Gasoline was almost 30 cents a gallon and you could not get it on weekends most places so you had to budget and plan the 180 mile trip home and hope someone did not break the lock on the fuel tank in the truck in the parking lot and steal your gas. It was a long trip home at the nationally mandated 55 mph.
I considered myself acceptably well off. Other kids I went to high school with went to work or a local JUCO then on to a regional college and not the big state university. None of us went to anything but a state school or even thought about anything else. Other people went to name schools, private schools or Ivy League. Out of state tuition was for rich people, very rich people.
The advent of the guaranteed student loan has caused a lot of foolish people to spend a lot of money they don’t have foolishly. We did what we did and lived like we lived because we had little other choice and we all did it so nobody felt deprived. We also did it because our parents did it after the war and felt very fortunate. I know I could not wait to go home to great cooking, a quiet place to sleep and no crowds of people when we got a break. And it was a break from a very intense lifestyle of work, learning and deadlines. Somehow, with all the 18 to 21 hour semesters I managed to graduate with an engineering degree and good enough grades to start work with Exxon.
My how things have changed in 40 years. Again.
The bottom picture is what I had and it was in the fancy dorm with A/C... in Texas. You don’t want to know what the old dorms looked like where a coat of paint was the only improvement since my mother attended. I had FUN and knew nearly everyone on campus.
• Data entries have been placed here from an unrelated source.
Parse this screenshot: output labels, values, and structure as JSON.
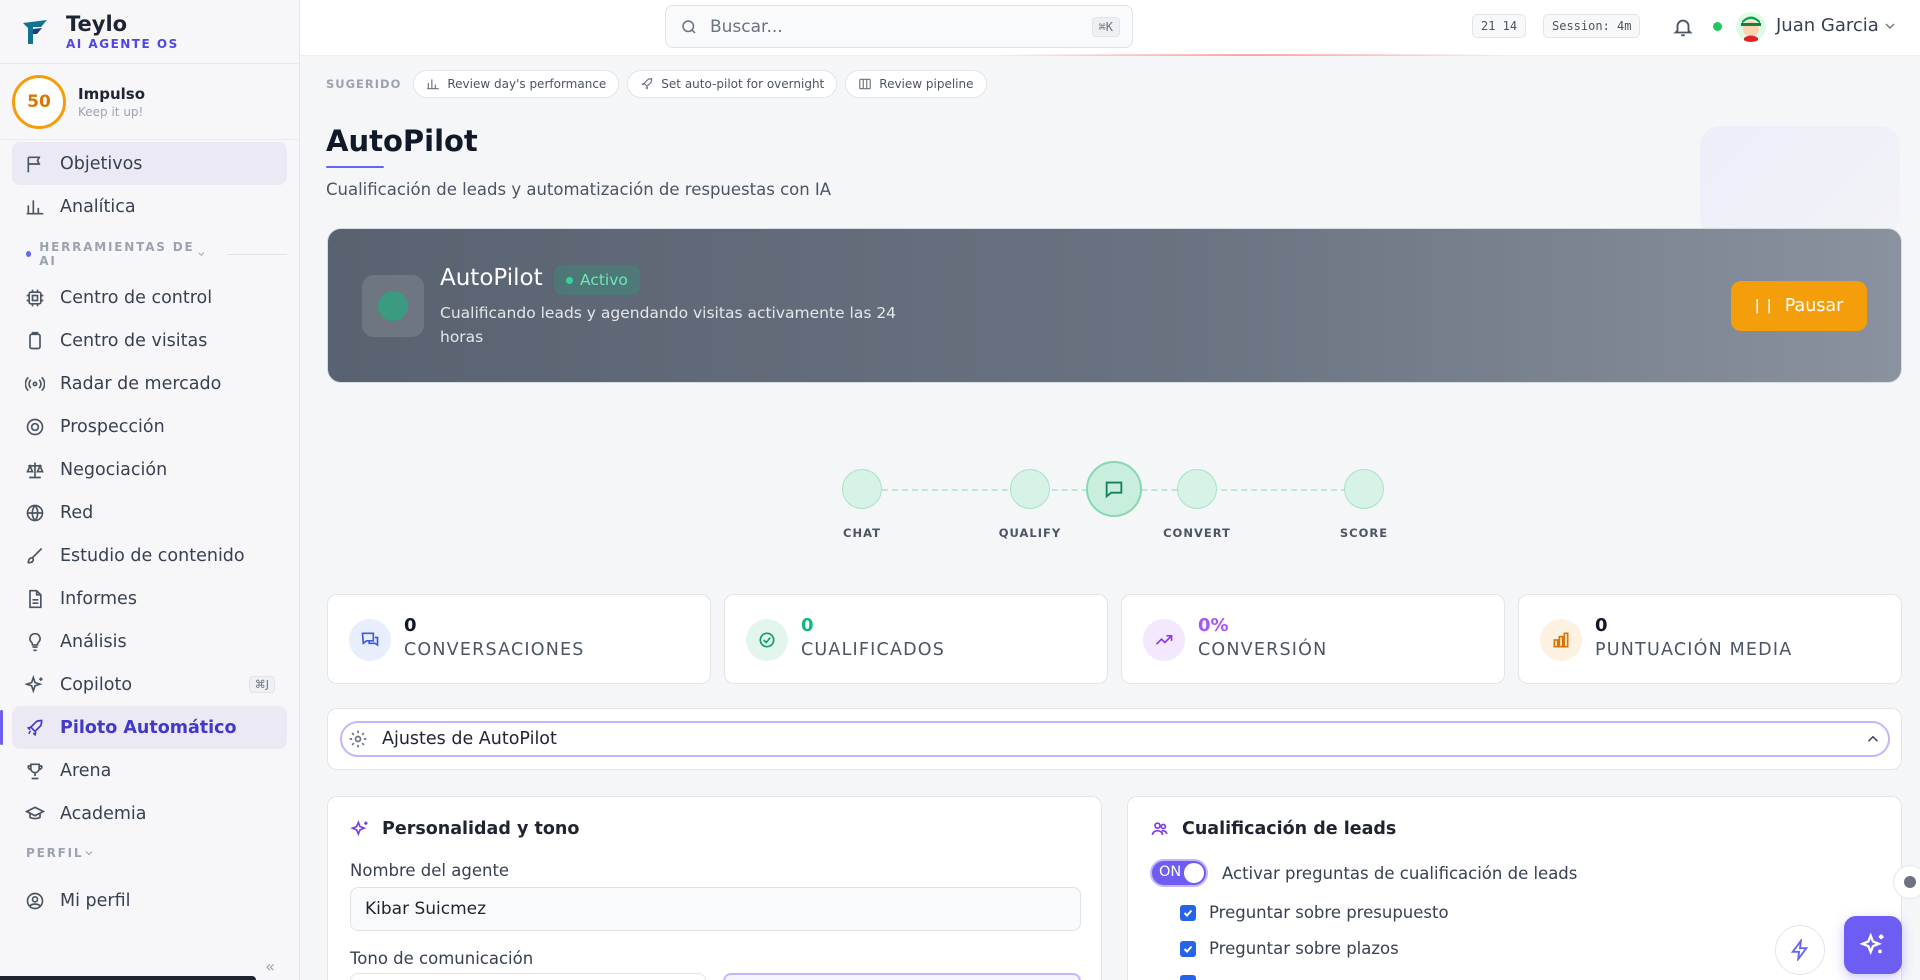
{
  "brand": {
    "name": "Teylo",
    "subtitle": "AI AGENTE OS"
  },
  "streak": {
    "value": "50",
    "title": "Impulso",
    "subtitle": "Keep it up!"
  },
  "nav": {
    "top_items": [
      {
        "label": "Objetivos",
        "icon": "flag-icon"
      },
      {
        "label": "Analítica",
        "icon": "bar-chart-icon"
      }
    ],
    "tools_section": "HERRAMIENTAS DE AI",
    "tools": [
      {
        "label": "Centro de control",
        "icon": "cpu-icon"
      },
      {
        "label": "Centro de visitas",
        "icon": "clipboard-icon"
      },
      {
        "label": "Radar de mercado",
        "icon": "radar-icon"
      },
      {
        "label": "Prospección",
        "icon": "target-icon"
      },
      {
        "label": "Negociación",
        "icon": "scale-icon"
      },
      {
        "label": "Red",
        "icon": "globe-icon"
      },
      {
        "label": "Estudio de contenido",
        "icon": "brush-icon"
      },
      {
        "label": "Informes",
        "icon": "file-icon"
      },
      {
        "label": "Análisis",
        "icon": "bulb-icon"
      },
      {
        "label": "Copiloto",
        "icon": "sparkle-icon",
        "shortcut": "⌘J"
      },
      {
        "label": "Piloto Automático",
        "icon": "rocket-icon"
      },
      {
        "label": "Arena",
        "icon": "trophy-icon"
      },
      {
        "label": "Academia",
        "icon": "graduation-icon"
      }
    ],
    "profile_section": "PERFIL",
    "profile_items": [
      {
        "label": "Mi perfil",
        "icon": "user-circle-icon"
      }
    ],
    "collapse_glyph": "«"
  },
  "topbar": {
    "search_placeholder": "Buscar...",
    "search_shortcut": "⌘K",
    "clock": "21 14",
    "session": "Session: 4m",
    "user_name": "Juan Garcia"
  },
  "suggested": {
    "label": "SUGERIDO",
    "chips": [
      "Review day's performance",
      "Set auto-pilot for overnight",
      "Review pipeline"
    ]
  },
  "page": {
    "title": "AutoPilot",
    "subtitle": "Cualificación de leads y automatización de respuestas con IA"
  },
  "hero": {
    "title": "AutoPilot",
    "status": "Activo",
    "description": "Cualificando leads y agendando visitas activamente las 24 horas",
    "pause_label": "Pausar"
  },
  "pipeline": {
    "stages": [
      "CHAT",
      "QUALIFY",
      "CONVERT",
      "SCORE"
    ]
  },
  "stats": [
    {
      "value": "0",
      "label": "CONVERSACIONES",
      "color": "#111827"
    },
    {
      "value": "0",
      "label": "CUALIFICADOS",
      "color": "#10b981"
    },
    {
      "value": "0%",
      "label": "CONVERSIÓN",
      "color": "#a855f7"
    },
    {
      "value": "0",
      "label": "PUNTUACIÓN MEDIA",
      "color": "#111827"
    }
  ],
  "settings": {
    "title": "Ajustes de AutoPilot"
  },
  "personality": {
    "title": "Personalidad y tono",
    "agent_name_label": "Nombre del agente",
    "agent_name_value": "Kibar Suicmez",
    "tone_label": "Tono de comunicación"
  },
  "qualification": {
    "title": "Cualificación de leads",
    "toggle_label": "ON",
    "toggle_text": "Activar preguntas de cualificación de leads",
    "checks": [
      "Preguntar sobre presupuesto",
      "Preguntar sobre plazos"
    ]
  },
  "colors": {
    "accent": "#6d5df3",
    "success": "#10b981",
    "warning": "#f59e0b"
  }
}
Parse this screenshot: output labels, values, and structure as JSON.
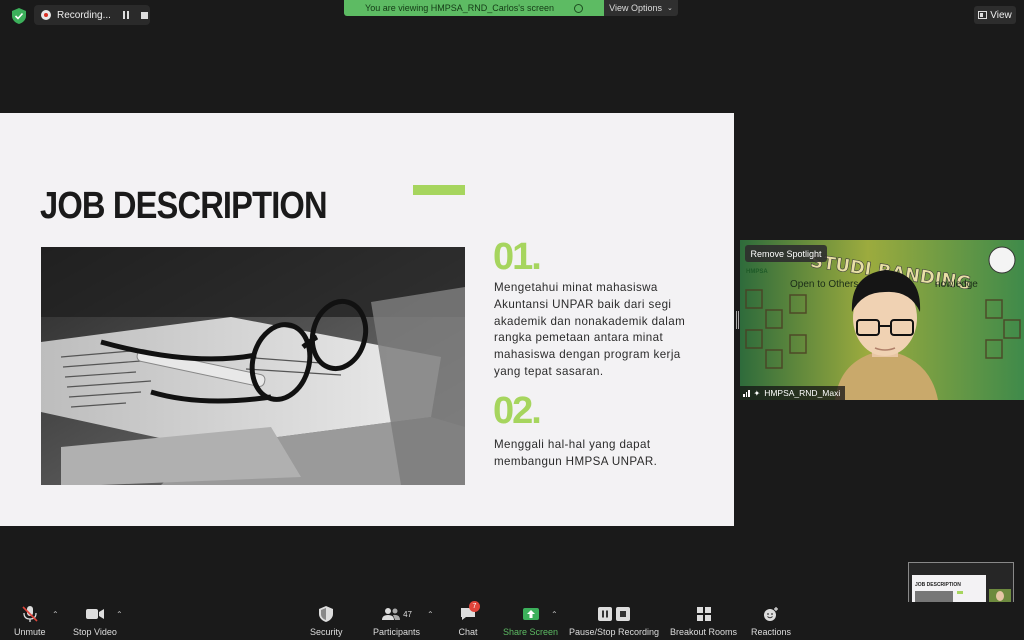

Our daughter insisted on living off campus in a shared apt that cost more than triple our house mortgage. Her rent dollars, not mine. Sadly, she never experienced “college life”.
They didn’t make little fridges or microwaves in my day. We were only allowed a popcorn maker. But Spaghetti-Os and boxed mac ‘n cheese could be cooked in the popcorn maker and wieners on the clothes iron. We made do with cold tap water for a glass of instant tea.
The campus cafeteria was closed on the weekends so I’d have one 45 cent can of Spaghetti-Os on Saturday. For Sunday, I’d take $2 and walk down to the fried chicken place and buy a snack box (chicken thigh, fries and biscuit) which left enough change to stop by the gas station coke machine. Today’s kids would freak but we were happy.
It was $7/semester to not have a dorm mate. After having a doper slut (think T. Cullen Davis crowd hookers) my first summer, a ding bat salutatorian who was on a free ride scholarship but cried over bf back home so left two weeks into the first fall semester and another ding bat who cooed like a dove 24/7 first spring semester, I gladly paid that ridiculously hilarious $7.